President Trump and congressional leaders should speak directly to the overlapping small-business and Hispanic communities in the coming weeks. There is an opportunity to show us that we are understood, that we are more than an afterthought or a leftover category when it comes to economic policy.
When discussing tax reform, leaders should never miss an opportunity to discuss the fact that privately held businesses most often are organized as pass-through entities and file their taxes as individuals — this will show us that they understand our unique position and our importance. We know that corporate rates matter, too, but corporate-only tax reform would be half a loaf — leaders should talk about it that way.
There is one independent business owner whose relationship with the Hispanic community is complicated, whose voice will matter most when it comes to tax reform: Mr. Trump. While not a typical business owner (his business is much larger than the average independently owned firm), Mr. Trump is on the independently owned side of the overall American business sector. His business entities are not publicly held or traded on the New York Stock Exchange, which puts him, in ways that matter, in the same camp as millions of other entrepreneurs.
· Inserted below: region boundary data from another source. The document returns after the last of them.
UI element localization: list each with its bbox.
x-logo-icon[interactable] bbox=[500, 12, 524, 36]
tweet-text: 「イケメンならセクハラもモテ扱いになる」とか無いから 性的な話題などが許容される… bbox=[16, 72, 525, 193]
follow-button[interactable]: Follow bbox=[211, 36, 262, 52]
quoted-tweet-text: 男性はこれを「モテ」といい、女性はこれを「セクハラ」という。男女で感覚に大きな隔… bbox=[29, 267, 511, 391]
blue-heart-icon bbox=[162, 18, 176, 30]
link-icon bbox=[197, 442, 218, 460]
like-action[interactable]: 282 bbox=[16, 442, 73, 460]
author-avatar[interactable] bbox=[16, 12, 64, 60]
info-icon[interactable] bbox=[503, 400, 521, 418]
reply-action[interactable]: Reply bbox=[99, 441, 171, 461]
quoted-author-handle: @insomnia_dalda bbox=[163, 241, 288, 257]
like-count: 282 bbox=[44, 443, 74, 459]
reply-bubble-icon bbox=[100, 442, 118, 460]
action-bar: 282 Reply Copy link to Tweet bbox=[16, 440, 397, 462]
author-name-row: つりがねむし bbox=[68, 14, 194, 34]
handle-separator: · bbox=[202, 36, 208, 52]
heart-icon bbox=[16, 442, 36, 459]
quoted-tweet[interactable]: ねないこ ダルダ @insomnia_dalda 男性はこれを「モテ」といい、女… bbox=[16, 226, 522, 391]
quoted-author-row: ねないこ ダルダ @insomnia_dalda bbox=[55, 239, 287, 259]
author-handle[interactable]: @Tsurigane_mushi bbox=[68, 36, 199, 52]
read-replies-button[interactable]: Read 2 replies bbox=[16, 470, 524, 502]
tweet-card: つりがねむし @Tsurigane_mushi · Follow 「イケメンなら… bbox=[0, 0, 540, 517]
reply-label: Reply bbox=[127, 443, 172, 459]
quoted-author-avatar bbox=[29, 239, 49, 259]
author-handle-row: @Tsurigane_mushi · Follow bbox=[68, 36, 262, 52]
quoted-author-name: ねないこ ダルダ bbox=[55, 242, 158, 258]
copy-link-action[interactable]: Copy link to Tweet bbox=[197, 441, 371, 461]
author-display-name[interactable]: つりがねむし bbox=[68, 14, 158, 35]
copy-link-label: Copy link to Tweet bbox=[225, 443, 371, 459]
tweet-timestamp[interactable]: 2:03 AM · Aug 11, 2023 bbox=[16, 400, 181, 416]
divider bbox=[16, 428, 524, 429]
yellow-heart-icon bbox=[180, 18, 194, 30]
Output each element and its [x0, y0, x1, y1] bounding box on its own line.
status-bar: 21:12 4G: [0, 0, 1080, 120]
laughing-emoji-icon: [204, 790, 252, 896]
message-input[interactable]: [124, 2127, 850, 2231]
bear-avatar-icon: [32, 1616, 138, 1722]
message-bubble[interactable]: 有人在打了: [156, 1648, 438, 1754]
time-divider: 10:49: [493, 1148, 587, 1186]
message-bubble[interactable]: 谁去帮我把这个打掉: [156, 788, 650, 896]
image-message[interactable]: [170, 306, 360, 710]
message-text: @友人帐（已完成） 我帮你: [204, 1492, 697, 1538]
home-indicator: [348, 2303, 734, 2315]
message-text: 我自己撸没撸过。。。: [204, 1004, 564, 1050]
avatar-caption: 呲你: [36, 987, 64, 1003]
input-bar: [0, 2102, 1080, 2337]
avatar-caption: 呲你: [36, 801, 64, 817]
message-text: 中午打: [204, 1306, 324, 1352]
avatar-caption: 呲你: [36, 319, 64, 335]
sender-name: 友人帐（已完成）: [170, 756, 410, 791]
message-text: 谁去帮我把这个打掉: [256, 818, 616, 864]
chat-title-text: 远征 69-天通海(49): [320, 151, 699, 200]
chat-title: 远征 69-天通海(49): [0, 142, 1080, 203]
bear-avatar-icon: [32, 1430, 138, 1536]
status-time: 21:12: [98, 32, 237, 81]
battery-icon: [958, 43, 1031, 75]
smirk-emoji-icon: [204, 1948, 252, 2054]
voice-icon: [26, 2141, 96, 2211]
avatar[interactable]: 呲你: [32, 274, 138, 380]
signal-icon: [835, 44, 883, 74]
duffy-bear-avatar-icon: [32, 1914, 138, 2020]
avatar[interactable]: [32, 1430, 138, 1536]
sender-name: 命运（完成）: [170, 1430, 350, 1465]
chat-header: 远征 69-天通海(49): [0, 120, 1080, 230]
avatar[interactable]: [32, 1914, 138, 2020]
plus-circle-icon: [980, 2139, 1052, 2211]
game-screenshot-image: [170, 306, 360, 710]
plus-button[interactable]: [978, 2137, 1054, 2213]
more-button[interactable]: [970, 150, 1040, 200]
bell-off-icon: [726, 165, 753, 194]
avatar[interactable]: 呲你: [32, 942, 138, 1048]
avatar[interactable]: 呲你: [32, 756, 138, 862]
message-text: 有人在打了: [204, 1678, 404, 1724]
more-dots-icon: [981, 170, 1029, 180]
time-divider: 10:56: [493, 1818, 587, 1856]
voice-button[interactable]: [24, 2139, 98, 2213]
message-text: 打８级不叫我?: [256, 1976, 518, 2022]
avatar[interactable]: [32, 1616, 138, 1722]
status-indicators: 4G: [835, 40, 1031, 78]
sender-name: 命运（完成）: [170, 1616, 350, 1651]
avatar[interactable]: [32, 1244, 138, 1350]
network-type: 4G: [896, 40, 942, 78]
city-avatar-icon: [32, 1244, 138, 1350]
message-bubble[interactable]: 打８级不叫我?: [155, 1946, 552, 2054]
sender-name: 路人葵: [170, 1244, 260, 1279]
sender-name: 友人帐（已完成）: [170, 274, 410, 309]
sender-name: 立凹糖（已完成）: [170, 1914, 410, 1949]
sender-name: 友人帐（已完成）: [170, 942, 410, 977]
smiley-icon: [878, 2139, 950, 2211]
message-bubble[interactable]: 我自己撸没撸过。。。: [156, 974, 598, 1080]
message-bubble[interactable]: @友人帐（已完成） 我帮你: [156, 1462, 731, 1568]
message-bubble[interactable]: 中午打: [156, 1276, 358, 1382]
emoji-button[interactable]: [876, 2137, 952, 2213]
Other business owners — Hispanic and otherwise — know and appreciate this. They believe that Mr. Trump understands them and speaks their language. They are counting on him to understand the difference between corporate taxes and small-business taxes. We hope he leads the way in showing the rest of the country that entrepreneurs are economic heroes who deserve to be heard and helped, no matter what demographic group they hail from.
• Hector Barreto is chairman of the Latino Coalition and former administrator of the U.S. Small Business Administration.